- change ups
Success Spurs More GH Roundtables
Health care, international business, lean manufacturing, quality, safety, purchasing, small business and family-owned businesses are among the themes The Chamber of Commerce is considering for new roundtables that would begin meeting as soon as this January.
The roundtables are discussion groups of up to a dozen or so members that allow business peers to come together in a confidential setting to discuss their businesses and operations and exchange ideas for resolving problems and addressing issues, as well as share best management practices.
A strong response to two roundtables organized earlier this year for CEOs and human resources administrators under the recently formed Tri-Cities Area Manufacturer’s Council generated interest in additional groups.
“We’re getting a lot of people hearing about them and wanting to be part of them,” said Tricia Ryan, vice president for economic development for The Chamber of Commerce.
“It started off where we wanted to start it slow and see how it was going to work, and they took off like crazy,” Ryan said. “It’s time to expand it.”
Participants in the roundtables sign confidentiality agreements beforehand and representatives from competing businesses are not put together in the same group. Memberships are for a year and cost $75 for chamber members and $150 for nonmembers.
A roundtable provides a business executive an opportunity to gain outside advice and counsel from somebody who may have experienced a similar situation or problem before. The discussions can generate valuable information, lessons and outside perspectives for a business without incurring the costs of hiring a consultant.
Roundtable participants are generally willing to share their experiences and knowledge with counterparts in the community.

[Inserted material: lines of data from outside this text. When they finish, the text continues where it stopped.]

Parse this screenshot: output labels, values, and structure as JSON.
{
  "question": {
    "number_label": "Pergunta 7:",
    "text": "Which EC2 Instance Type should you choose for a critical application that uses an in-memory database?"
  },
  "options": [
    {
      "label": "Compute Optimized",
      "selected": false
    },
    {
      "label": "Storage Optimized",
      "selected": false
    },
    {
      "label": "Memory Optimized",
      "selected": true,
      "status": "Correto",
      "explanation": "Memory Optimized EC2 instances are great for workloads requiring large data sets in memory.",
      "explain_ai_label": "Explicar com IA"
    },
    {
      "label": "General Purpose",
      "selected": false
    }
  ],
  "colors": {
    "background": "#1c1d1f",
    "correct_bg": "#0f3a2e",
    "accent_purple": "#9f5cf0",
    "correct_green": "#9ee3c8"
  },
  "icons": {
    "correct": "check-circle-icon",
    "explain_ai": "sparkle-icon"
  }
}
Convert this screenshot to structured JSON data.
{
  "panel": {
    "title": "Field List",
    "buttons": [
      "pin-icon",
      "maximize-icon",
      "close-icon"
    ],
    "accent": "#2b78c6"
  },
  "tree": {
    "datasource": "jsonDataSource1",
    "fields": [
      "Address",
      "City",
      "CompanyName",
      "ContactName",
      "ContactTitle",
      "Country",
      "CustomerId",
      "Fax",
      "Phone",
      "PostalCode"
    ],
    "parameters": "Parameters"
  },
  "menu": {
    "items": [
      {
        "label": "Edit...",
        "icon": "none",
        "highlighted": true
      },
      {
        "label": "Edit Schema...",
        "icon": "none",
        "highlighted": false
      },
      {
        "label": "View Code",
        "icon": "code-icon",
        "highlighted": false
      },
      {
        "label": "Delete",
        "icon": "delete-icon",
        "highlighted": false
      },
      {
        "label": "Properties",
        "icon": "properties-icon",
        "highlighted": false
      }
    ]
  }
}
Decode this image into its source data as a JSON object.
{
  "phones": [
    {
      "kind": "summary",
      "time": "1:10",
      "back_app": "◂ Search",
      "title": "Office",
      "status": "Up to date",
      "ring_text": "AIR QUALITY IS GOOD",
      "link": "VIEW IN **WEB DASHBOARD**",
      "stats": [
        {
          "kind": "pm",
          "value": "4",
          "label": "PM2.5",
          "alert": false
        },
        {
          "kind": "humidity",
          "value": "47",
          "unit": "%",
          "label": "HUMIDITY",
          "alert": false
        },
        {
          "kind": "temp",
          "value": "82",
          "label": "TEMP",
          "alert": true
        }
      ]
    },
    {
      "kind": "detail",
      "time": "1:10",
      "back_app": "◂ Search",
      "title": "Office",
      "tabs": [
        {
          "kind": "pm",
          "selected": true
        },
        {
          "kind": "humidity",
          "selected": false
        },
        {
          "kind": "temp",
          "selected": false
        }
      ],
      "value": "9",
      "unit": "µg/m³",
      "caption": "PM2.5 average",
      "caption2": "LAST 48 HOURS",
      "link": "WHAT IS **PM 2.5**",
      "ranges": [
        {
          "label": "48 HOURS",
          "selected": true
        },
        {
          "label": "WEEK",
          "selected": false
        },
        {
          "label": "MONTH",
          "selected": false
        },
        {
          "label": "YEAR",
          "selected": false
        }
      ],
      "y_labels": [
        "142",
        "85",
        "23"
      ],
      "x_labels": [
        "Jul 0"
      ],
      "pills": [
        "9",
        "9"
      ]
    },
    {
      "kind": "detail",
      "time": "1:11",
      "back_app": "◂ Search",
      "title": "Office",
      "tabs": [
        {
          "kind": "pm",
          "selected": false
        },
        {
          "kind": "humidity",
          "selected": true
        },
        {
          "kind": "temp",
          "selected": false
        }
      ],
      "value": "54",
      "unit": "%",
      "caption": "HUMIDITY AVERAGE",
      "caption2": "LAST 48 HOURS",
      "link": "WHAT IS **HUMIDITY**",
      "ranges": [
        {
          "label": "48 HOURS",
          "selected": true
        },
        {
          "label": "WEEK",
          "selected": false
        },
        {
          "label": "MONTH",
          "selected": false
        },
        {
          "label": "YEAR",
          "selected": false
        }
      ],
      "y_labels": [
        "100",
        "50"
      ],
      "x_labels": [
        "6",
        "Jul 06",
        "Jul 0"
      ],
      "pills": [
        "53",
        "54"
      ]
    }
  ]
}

“You have somebody to act as a sounding board,” said Cindy Pocock, small business liaison for the Holland Area Chamber of Commerce. “I truly believe it’s one of the chamber’s best kept secrets.”
The Holland Area Chamber has organized executive roundtables annually for several years and had four roundtables during the past year — technology, marketing, women in business, and general business. The chamber is gauging interest for adding a small manufacturing roundtable, Pocock said.
High interest in Grand Haven for forming additional local roundtables “tells us there has been and there is a need for companies to have a peer network to assist them in succeeding in the business world,” Ryan said. Creation of the roundtables is part of a broader strategy by The Chamber of Commerce, which has 609 member businesses, to provide greater support and service to the manufacturing sector.
“The bigger picture is we want to make sure all of our companies are healthy and strong,” Ryan said.